Now this passage can be massively misunderstood. We might think it means that if you follow Christ, you have to die — like one of the early Christian martyrs, persecuted for their faith. No, you don’t. That might be easier, more straightforward, but that’s not the dying that Jesus is necessarily talking about.

“For those who want to save their life will lose it.”

That means if you try to make your life easy and predictable and safe, you won’t be living — not really. You’ll be going through the motions, but there will be no verve, no true life behind it. I’m reminded of a poem by an American named Wendell Berry, who is both a poet and a farmer. The poem is called, “Manifesto: Mad Farmer Liberation Front.” Here’s how it begins:

Love the quick profit, the annual raise,
vacation with pay. Want more
of everything ready-made. Be afraid
to know your neighbors and to die.
And you will have a window in your head.
Not even your future will be a mystery
any more. Your mind will be punched in a card
and shut away in a little drawer.
When they want you to buy something
they will call you. When they want you
to die for profit they will let you know.
So, friends, every day do something
that won’t compute. Love the Lord.
Love the world. Work for nothing.
Take all that you have and be poor.
Love someone who does not deserve it.[1]

And it goes on from there.

But there’s an alternative. Jesus goes on to tell his disciples, “those who lose their life for my sake, and for the sake of the gospel, will save it.”

Lose your life for Jesus’ sake, and for the sake of the gospel. What does that mean? It includes what Wendell Berry is talking about. It means to commit yourself heart and soul to following Jesus, to take the risk that it might just be worth it. It means not to be embarrassed about believing in him. It means to risk joy and gladness and gratitude. It means to take the chance that what you read in the Bible and what we say in worship might just be true and could make a difference to your life, that it could even transform your life if you believe it.

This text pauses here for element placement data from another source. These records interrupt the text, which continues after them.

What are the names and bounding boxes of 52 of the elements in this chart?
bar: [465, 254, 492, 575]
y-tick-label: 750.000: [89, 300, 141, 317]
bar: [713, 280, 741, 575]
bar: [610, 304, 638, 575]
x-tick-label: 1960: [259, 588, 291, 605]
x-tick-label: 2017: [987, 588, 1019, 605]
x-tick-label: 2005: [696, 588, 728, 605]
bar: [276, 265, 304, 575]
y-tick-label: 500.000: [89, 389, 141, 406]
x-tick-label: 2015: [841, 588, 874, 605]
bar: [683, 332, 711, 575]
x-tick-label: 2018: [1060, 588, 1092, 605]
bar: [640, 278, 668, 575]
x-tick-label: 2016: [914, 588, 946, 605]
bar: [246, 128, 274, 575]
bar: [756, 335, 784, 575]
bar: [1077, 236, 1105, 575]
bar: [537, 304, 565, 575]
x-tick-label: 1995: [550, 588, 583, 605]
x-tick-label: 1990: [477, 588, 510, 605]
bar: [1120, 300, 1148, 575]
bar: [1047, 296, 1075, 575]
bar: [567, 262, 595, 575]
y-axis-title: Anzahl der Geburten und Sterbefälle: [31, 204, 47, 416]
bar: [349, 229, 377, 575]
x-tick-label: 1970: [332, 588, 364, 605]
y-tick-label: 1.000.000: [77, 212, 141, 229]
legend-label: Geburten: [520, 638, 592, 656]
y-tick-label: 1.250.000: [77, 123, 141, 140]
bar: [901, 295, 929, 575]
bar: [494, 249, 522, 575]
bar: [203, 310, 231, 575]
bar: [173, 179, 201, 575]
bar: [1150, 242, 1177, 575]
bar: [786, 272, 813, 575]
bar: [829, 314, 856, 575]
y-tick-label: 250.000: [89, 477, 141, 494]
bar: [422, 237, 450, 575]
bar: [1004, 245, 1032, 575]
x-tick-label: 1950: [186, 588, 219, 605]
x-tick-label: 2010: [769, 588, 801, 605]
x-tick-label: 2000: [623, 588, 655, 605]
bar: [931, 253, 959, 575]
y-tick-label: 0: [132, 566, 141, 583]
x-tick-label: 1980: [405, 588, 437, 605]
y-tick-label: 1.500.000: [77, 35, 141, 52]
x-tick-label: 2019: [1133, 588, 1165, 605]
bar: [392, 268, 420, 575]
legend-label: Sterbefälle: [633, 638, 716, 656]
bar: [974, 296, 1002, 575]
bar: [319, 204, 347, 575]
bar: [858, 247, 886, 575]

And to do all this? It means to give up, to let go, of all the things that make your life neat and safe and predictable. (As we have all learned this past year, life is not at all predictable anyway.) That is why it feels like dying. When Christ got a hold of me, and this passage was running around in my head, I ended up giving up a good and respectable position in a job, giving up friends and colleagues, moving to a new place and a new life, and starting all over again, this time with the hope of being ordained an Anglican priest — which, thank God, I eventually was. I say this not to applaud myself — I felt that I didn’t really have a choice in it — but to say that it can feel like dying, but dying to a life that is not life at all, and instead waking up to real life.

One writer comments that this Gospel passage appears in all four of the Gospels in some form or other. But only in Mark do we hear that we will “save” our life. It means that “we are hopelessly lost without God, and when we lose our life for Christ, we will save it…. Spirituality is not something we dabble in for personal enlightenment; for Christians, a relationship with Jesus is a matter of life and death.”[2]

Do we want this? This writer continues, “If we’re honest, many of us really don’t want this kind of saving. We’d like to continue living as we currently do, just happier—more faithfully would be fine, so long as we stay comfortable. We’d rather not be transformed, but we’re willing to be improved. We’re not sure about being saved, but enhanced? Yes, please.”

Well, you know, in these days we have had to give up our old way of life anyway, like dying to what was. Why not let Christ remake us entirely? Why not let him rescue us?

Christians say all the time that Jesus is the Savior, but what does it mean? You might say that Jesus is the spiritual EMT, come to rescue us in soul and spirit. He comes to revive us from spiritual heart failure, by turning hearts of stone into hearts of flesh so that we can love God and our neighbors. He comes to awaken us to the wonders of God’s presence in our lives and in the world around us. He comes to heal us of diseases of body, mind, and spirit. He comes to set us free.

Praise be to God. 


[1] https://cals.arizona.edu/~steidl/Liberation.html

[2] MaryAnn McKibben Dana, “Living by the Word” column for Lent 2B, in Christian Century, 2 Feb 2021.